Esto lógicamente ha provocado todo tipo de reacciones: desde pacientes quejándose de forma amable de lo mal que estaba el servicio hasta reacciones desproporcionadas, como el insultar a compañeros míos y llamándonos vagos y maleantes; y cuando llevas diecisiete horas trabajando, que te llamen vago y maleante no es algo que te haga especial ilusión.

Pero no sólo hablo de lo que pasa en la urgencia, también hablo del centro de salud. Muchas veces los pacientes entran exigiendo ver a un especialista o exigiendo un tratamiento que, o no podemos prescribir o no está indicado, y se enfadan. Y a veces llegan al insulto o incluso a la agresión física.

El respeto a las personas en nuestra sociedad está infravalorado; la educación, los buenos modales, las formas en decir las cosas, ya no parecen importantes. Cuando los pacientes acuden a nuestra consulta parece que tenemos solucionar todos los problemas del paciente de la forma en la que él quiera y de forma inmediata; no importa la opinión o la valoración del facultativo, importa lo que quiera el paciente.

Esta semana hice un curso de comunicación en la que nos enseñaban a saber cómo actuar en situaciones difíciles; no sólo a la hora de dar malas noticias, sino también a comportamientos agresivos de los pacientes.
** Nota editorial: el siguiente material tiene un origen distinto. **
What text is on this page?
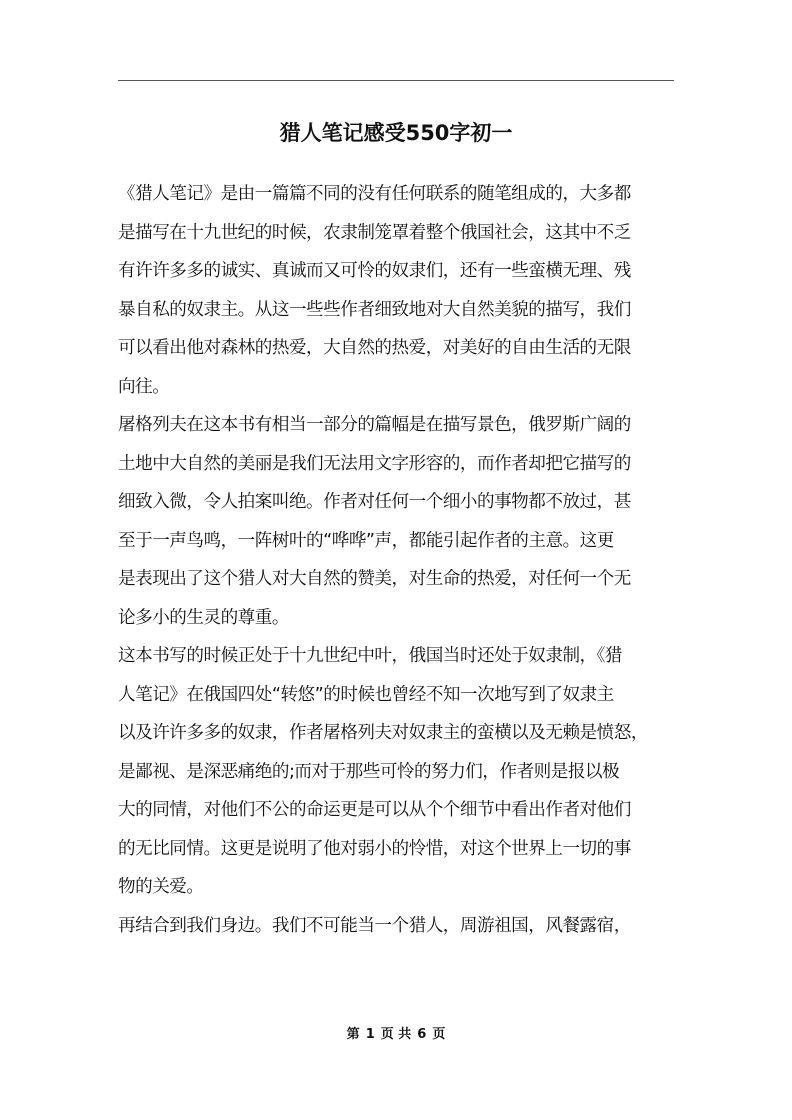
猎人笔记感受550字初一
《猎人笔记》是由一篇篇不同的没有任何联系的随笔组成的，大多都
是描写在十九世纪的时候，农隶制笼罩着整个俄国社会，这其中不乏
有许许多多的诚实、真诚而又可怜的奴隶们，还有一些蛮横无理、残
暴自私的奴隶主。从这一些些作者细致地对大自然美貌的描写，我们
可以看出他对森林的热爱，大自然的热爱，对美好的自由生活的无限
向往。
屠格列夫在这本书有相当一部分的篇幅是在描写景色，俄罗斯广阔的
土地中大自然的美丽是我们无法用文字形容的，而作者却把它描写的
细致入微，令人拍案叫绝。作者对任何一个细小的事物都不放过，甚
至于一声鸟鸣，一阵树叶的“哗哗”声，都能引起作者的主意。这更
是表现出了这个猎人对大自然的赞美，对生命的热爱，对任何一个无
论多小的生灵的尊重。
这本书写的时候正处于十九世纪中叶，俄国当时还处于奴隶制，《猎
人笔记》在俄国四处“转悠”的时候也曾经不知一次地写到了奴隶主
以及许许多多的奴隶，作者屠格列夫对奴隶主的蛮横以及无赖是愤怒，
是鄙视、是深恶痛绝的;而对于那些可怜的努力们，作者则是报以极
大的同情，对他们不公的命运更是可以从个个细节中看出作者对他们
的无比同情。这更是说明了他对弱小的怜惜，对这个世界上一切的事
物的关爱。
再结合到我们身边。我们不可能当一个猎人，周游祖国，风餐露宿，
第 1 页 共 6 页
La persona que dirigía el curso nos preguntó si habíamos tenido una situación complicada. Varios comentamos qué nos había pasado, pero una me llamó más la atención. A una compañera mía le había sacado una navaja por negarse a darle unas pastillas a un paciente. ¿Hasta dónde vamos a llegar?.

Es cierto que parte de esa falta de educación, que esa agresividad que muestran los pacientes es culpa de nosotros, de los profesionales sanitarios. Nuestra forma de contestar, nuestra forma de ser con algunos pacientes puede provocar eso. De hecho, el paciente nos percibe como una amenaza, y no me extraña. Raras veces va uno al médico porque no le pasa nada. Somos portadores de posibles malas noticias, de actitudes que provocan que el paciente se sienta completamente indefenso. ¿Cómo os sentiríais vosotros si dos personas os empiezan a hablar en chino sobre ti? Pues es eso lo que sienten los pacientes.

La solución no es fácil. La solución pasa por educar a todos, tanto a pacientes como a profesionales, en respeto. En respeto por el trabajo que hacen los profesionales, y en el respeto por la situación que atraviesan los pacientes.